Brussels sprouts have an interesting history and nutritional merit. Brussels sprouts have been known for more than 400 years, but in the world of plants, that’s considered fairly new.

The plants can be traced back to Brussels, Belgium, where they grew in abundance. They grow well in a climate with a long, cool growing season. Unlike a cabbage plant, which forms a large head, Brussels sprouts are tall-stemmed cabbages with sprouts that grow along the stem.

What’s so great about Brussels sprouts from a nutritional standpoint? Brussels sprouts are nutrient-rich, providing vitamin C, folate, vitamin K, potassium, iron and fiber. Along with broccoli, cauliflower and cabbage, Brussels sprouts contain phytochemicals (plant chemicals) that protect our cells from damage.

These substances may play a role in protecting us from heart disease and cancer.

Recently, the Ohio State University Cancer Center-Arthur G. James Cancer Hospital and Richard J. Solove Research Institute examined anticancer effects associated with substances found in Brussels sprouts and broccoli. The researchers identified “indole-3-carbinol” as a substance in the vegetables that can block the growth of cancer cells.

If you haven’t tried Brussels sprouts lately or ever, give them a chance, but go light on the added butter, cheese or other sauce. Brussels sprouts are available in some grocery stores in the fresh-produce section. In most grocery stores, brussels sprouts are available frozen, often with an added sauce.
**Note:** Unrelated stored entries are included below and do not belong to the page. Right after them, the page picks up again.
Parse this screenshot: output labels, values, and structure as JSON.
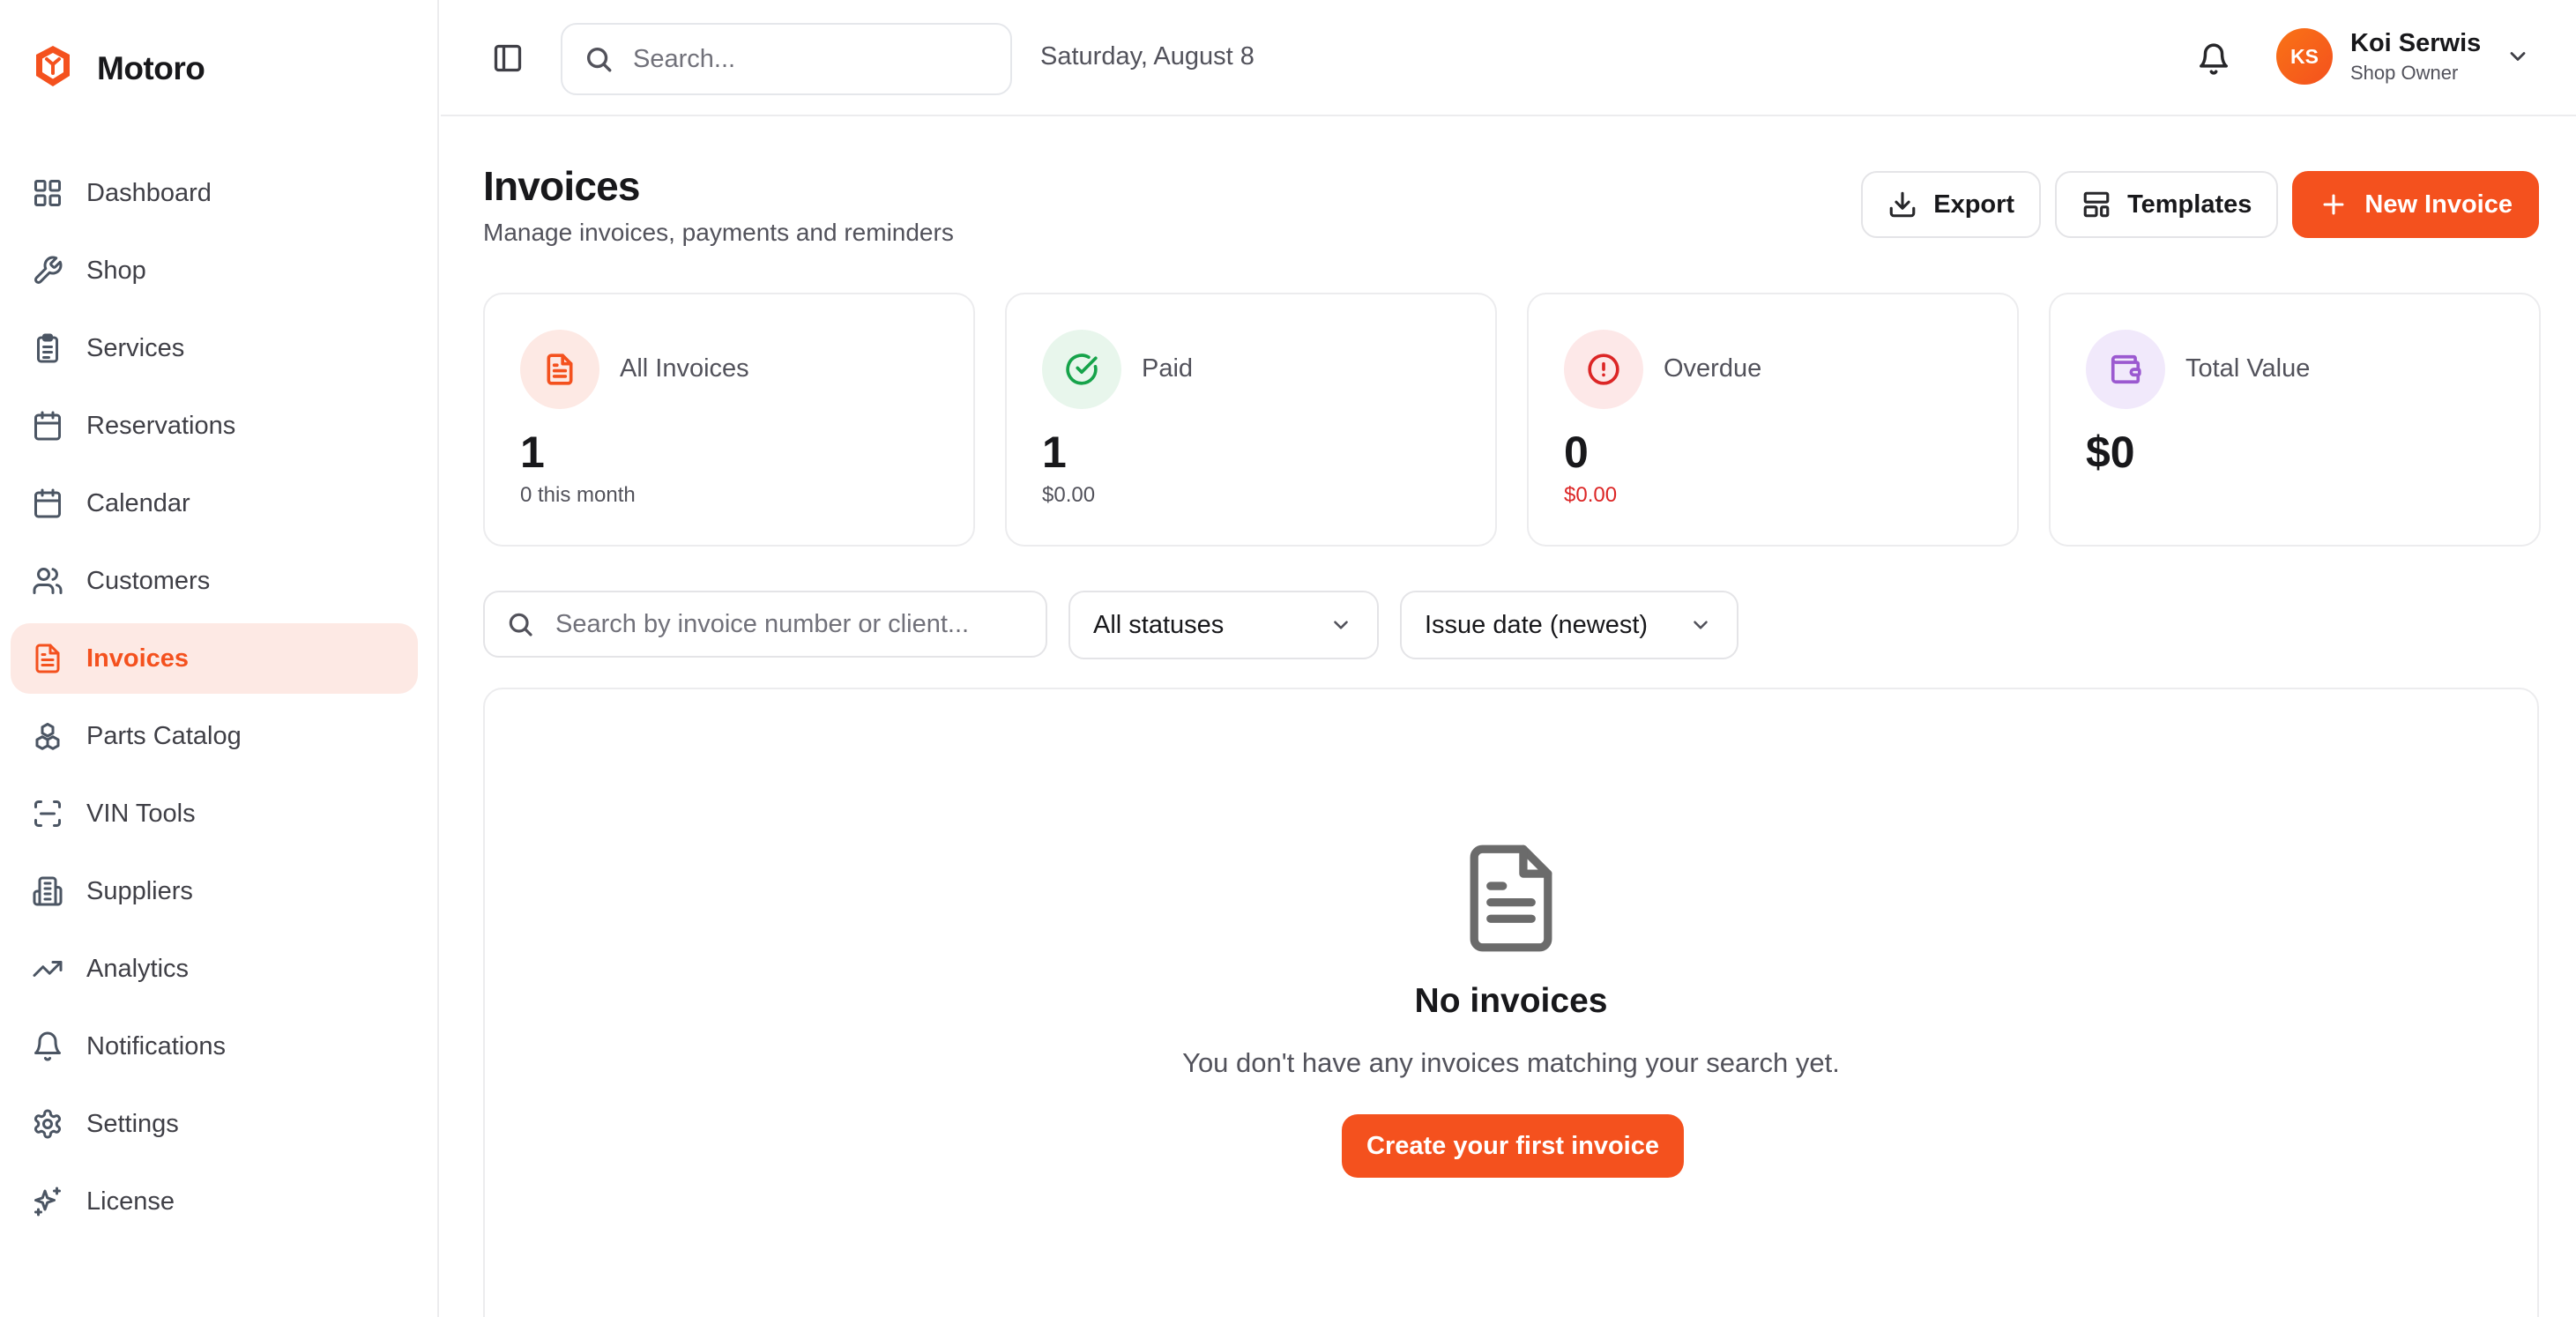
{
  "brand": {
    "name": "Motoro",
    "accent": "#f4511e"
  },
  "sidebar": {
    "items": [
      {
        "label": "Dashboard",
        "icon": "grid-icon"
      },
      {
        "label": "Shop",
        "icon": "wrench-icon"
      },
      {
        "label": "Services",
        "icon": "clipboard-icon"
      },
      {
        "label": "Reservations",
        "icon": "calendar-icon"
      },
      {
        "label": "Calendar",
        "icon": "calendar-icon"
      },
      {
        "label": "Customers",
        "icon": "users-icon"
      },
      {
        "label": "Invoices",
        "icon": "file-text-icon",
        "active": true
      },
      {
        "label": "Parts Catalog",
        "icon": "boxes-icon"
      },
      {
        "label": "VIN Tools",
        "icon": "scan-icon"
      },
      {
        "label": "Suppliers",
        "icon": "building-icon"
      },
      {
        "label": "Analytics",
        "icon": "trending-up-icon"
      },
      {
        "label": "Notifications",
        "icon": "bell-icon"
      },
      {
        "label": "Settings",
        "icon": "gear-icon"
      },
      {
        "label": "License",
        "icon": "sparkles-icon"
      }
    ]
  },
  "header": {
    "search_placeholder": "Search...",
    "date": "Saturday, August 8",
    "user": {
      "initials": "KS",
      "name": "Koi Serwis",
      "role": "Shop Owner"
    }
  },
  "page": {
    "title": "Invoices",
    "subtitle": "Manage invoices, payments and reminders",
    "actions": {
      "export": "Export",
      "templates": "Templates",
      "new_invoice": "New Invoice"
    }
  },
  "stats": [
    {
      "title": "All Invoices",
      "value": "1",
      "sub": "0 this month",
      "icon": "file-text-icon",
      "color": "#f4511e",
      "bg": "#fde9e4"
    },
    {
      "title": "Paid",
      "value": "1",
      "sub": "$0.00",
      "icon": "check-circle-icon",
      "color": "#16a34a",
      "bg": "#e8f6ec"
    },
    {
      "title": "Overdue",
      "value": "0",
      "sub": "$0.00",
      "icon": "alert-circle-icon",
      "color": "#dc2626",
      "bg": "#fde8e8"
    },
    {
      "title": "Total Value",
      "value": "$0",
      "sub": "",
      "icon": "wallet-icon",
      "color": "#9b59d0",
      "bg": "#f1e9fb"
    }
  ],
  "filters": {
    "search_placeholder": "Search by invoice number or client...",
    "status": "All statuses",
    "sort": "Issue date (newest)"
  },
  "empty": {
    "title": "No invoices",
    "text": "You don't have any invoices matching your search yet.",
    "cta": "Create your first invoice"
  }
}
Enjoy the full range of colorful vegetables to reap all their health benefits.

Try this easy recipe from the University of Kentucky Extension Service.

Brussels Sprouts with Onion Butter

2 cups cooked, drained sprouts

2 tbsp. butter or margarine

¼ tsp. salt

¼ tsp. pepper

1 medium onion, sliced

¼ cup grated Parmesan cheese

To cook fresh Brussels sprouts, remove any discolored leaves and boil eight to 10 minutes. Cook frozen, plain Brussels sprouts as directed on the package.
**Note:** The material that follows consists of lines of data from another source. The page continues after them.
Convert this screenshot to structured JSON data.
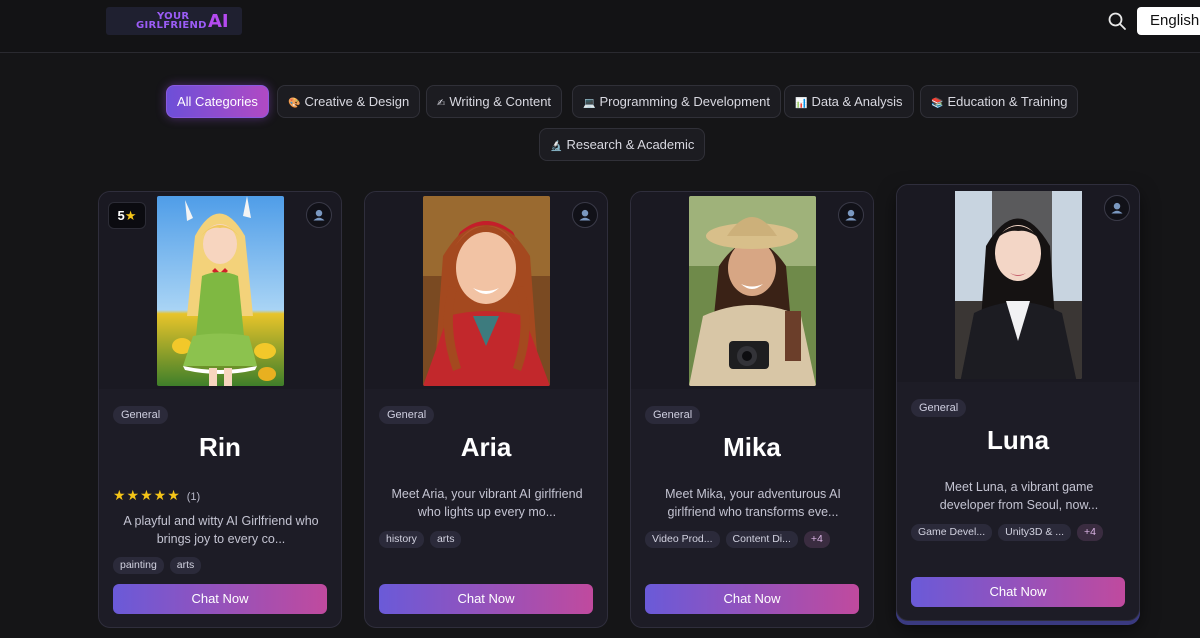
{
  "header": {
    "logo_line1": "YOUR",
    "logo_line2": "GIRLFRIEND",
    "logo_ai": "AI",
    "search_icon": "search-icon",
    "language": "English"
  },
  "categories": [
    {
      "label": "All Categories",
      "emoji": "",
      "active": true
    },
    {
      "label": "Creative & Design",
      "emoji": "🎨",
      "active": false
    },
    {
      "label": "Writing & Content",
      "emoji": "✍",
      "active": false
    },
    {
      "label": "Programming & Development",
      "emoji": "💻",
      "active": false
    },
    {
      "label": "Data & Analysis",
      "emoji": "📊",
      "active": false
    },
    {
      "label": "Education & Training",
      "emoji": "📚",
      "active": false
    },
    {
      "label": "Research & Academic",
      "emoji": "🔬",
      "active": false
    }
  ],
  "cards": [
    {
      "name": "Rin",
      "category": "General",
      "rating_badge": "5",
      "stars": "★★★★★",
      "rating_count": "(1)",
      "description": "A playful and witty AI Girlfriend who brings joy to every co...",
      "tags": [
        "painting",
        "arts"
      ],
      "cta": "Chat Now"
    },
    {
      "name": "Aria",
      "category": "General",
      "description": "Meet Aria, your vibrant AI girlfriend who lights up every mo...",
      "tags": [
        "history",
        "arts"
      ],
      "cta": "Chat Now"
    },
    {
      "name": "Mika",
      "category": "General",
      "description": "Meet Mika, your adventurous AI girlfriend who transforms eve...",
      "tags": [
        "Video Prod...",
        "Content Di..."
      ],
      "more": "+4",
      "cta": "Chat Now"
    },
    {
      "name": "Luna",
      "category": "General",
      "description": "Meet Luna, a vibrant game developer from Seoul, now...",
      "tags": [
        "Game Devel...",
        "Unity3D & ..."
      ],
      "more": "+4",
      "cta": "Chat Now"
    }
  ],
  "colors": {
    "accent_start": "#6a5ad8",
    "accent_end": "#c04a9e",
    "star": "#f5c518",
    "background": "#151517"
  }
}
Sauté sliced onion with butter or margarine until the onion is golden brown.

Stir in the cooked Brussels sprouts, salt and pepper. Stir and cook just until the sprouts are coated with butter and heated through. Sprinkle with Parmesan cheese and serve.

Makes six ½-cup servings. Each serving has 80 calories, 5 grams (g) of fat, 6 g of carbohydrate, 2 g of fiber and 200 milligrams of sodium.

Julie Garden-Robinson, Ph.D., L.R.D., is a North Dakota State University Extension Service food and nutrition specialist and associate professor in the Department of Health, Nutrition and Exercise Sciences.